Gordon Claggett, executive vice president of the real estate group of the Equitable Life Assurance Society of the United States, also credits Goldman with being "quick to adjust to market changes." With inflation low, for instance, the firm now recognizes that many institutional investors are returning to mortgage lending as well as continuing to purchase properties outright, he said.
Less of a Force in Financing
But Goldman is less of a force in mortgage financing, where other firms, such as the Brooks Harvey division of Morgan Stanley and the Sonnenblick-Goldman Corporation, are more active.
What is more, Goldman has been late in latching on to the next big growth area in commercial real estate - securitization of assets. Salomon Brothers has led the way in creating marketable securities out of commercial mortgages and in finding new ways to package the sale of commercial properties in the form of a real estate investment trust.
Goldman is rushing to catch up. One partner, Kenneth Brody, was brought over from the corporate investment banking department last year to lead Goldman into the field. And recently the firm hired Thomas Healey, a former Assistant Treasury Secretary, to work with him.
Goldman started its real estate department under Mr. Seevak in 1975 when it realized that it could raise capital cheaply for corporate clients, including many of the large retailers such as Dayton-Hudson and Associated Dry Goods, by arranging mortgage financing on their stores. "With interest rates shooting up, corporate rates had moved ahead of mortgage
rates," recalled Mr. Seevak.
Its Clientele's Merchandise
When pension funds and insurance companies sought more equity ownership in real estate as a hedge against inflation, Goldman turned to its corporate clientele and others for merchandise. It pointed out to them that selling their buildings and leasing them back was a cheaper way of raising capital than going to the marketplace with a new stock or bond issue.

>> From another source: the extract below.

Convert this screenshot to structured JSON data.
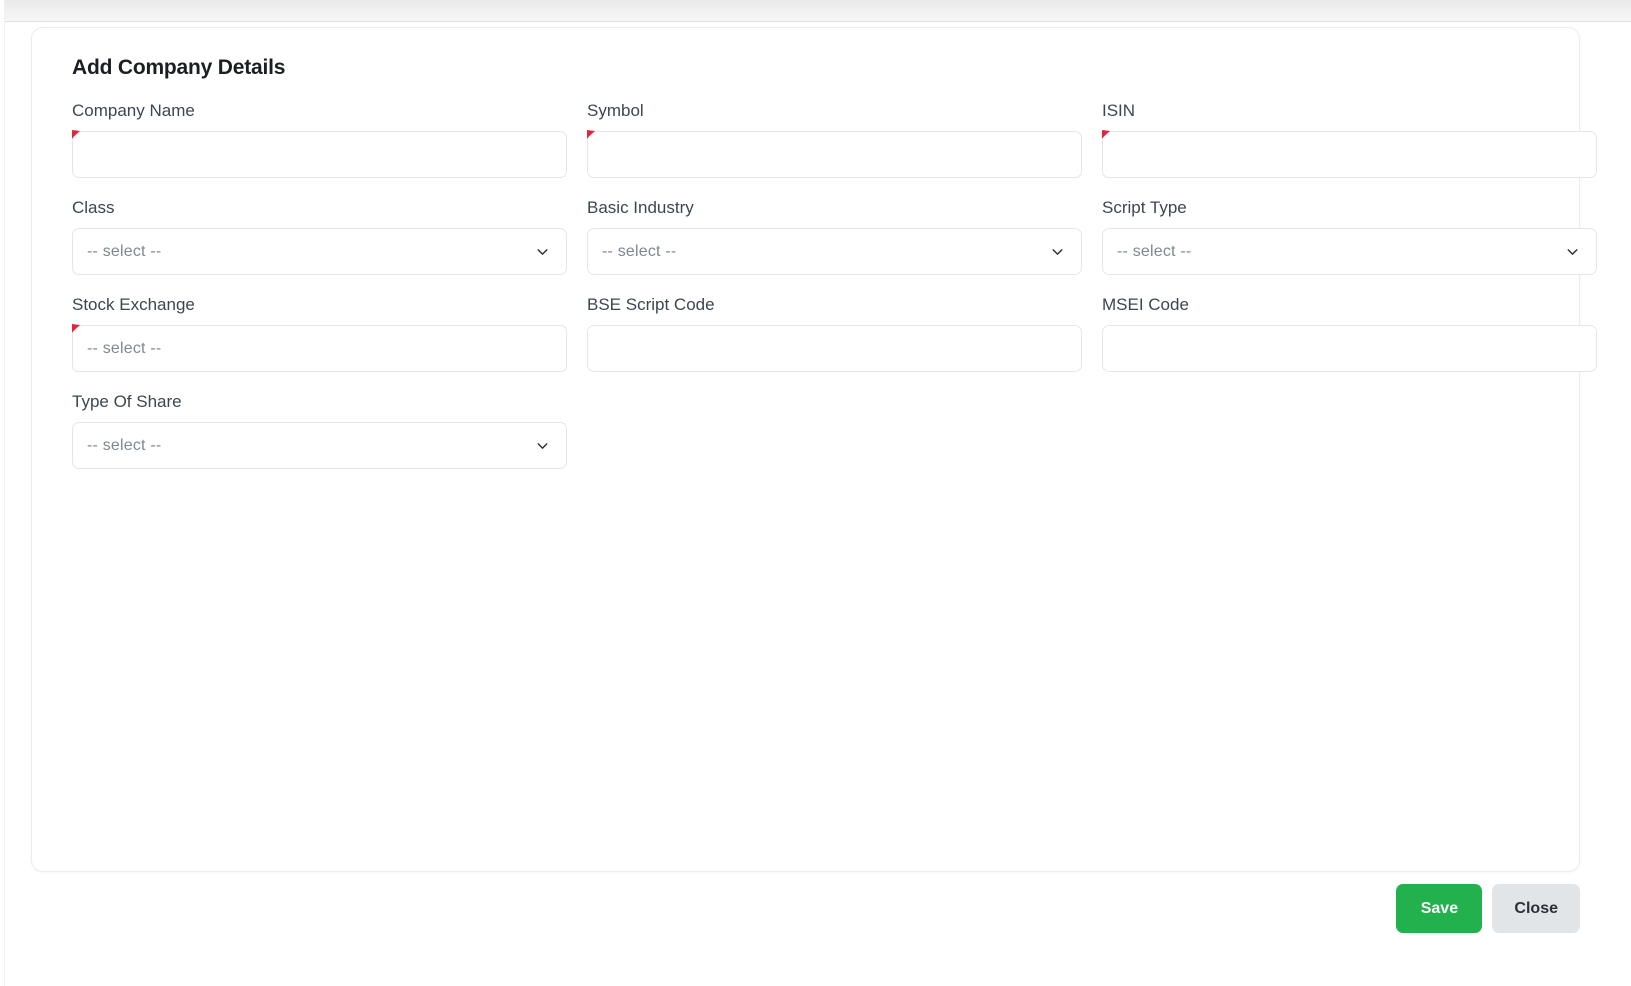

In recent years, Goldman has arranged the sale of headquarters buildings for many of the country's major banks, ranging from Mellon and Crocker to Bank of Boston and Security Pacific. Similarly, it has sold a number of corporate or division headquarters for the likes of Xerox, Owens-Illinois and USF&G.
Mr. Seevak credits Mr. Whitehead, who recently retired from the firm and has been designated to be Under Secretary of State, and Mr. Weinberg with seeing the potential for real estate investment banking before many other large Wall Street firms. Mr. Seevak now has more than 50 professionals in his group, and he believes Goldman has the flexibility to adapt to changes in the tax laws and the economy.
And, because most pension funds have a long way to go before they reach their stated goals of investing 10 percent to 15 percent of their assets in commercial properties, he said, "real estate is where the corporate markets for stocks and bonds were 20 years ago.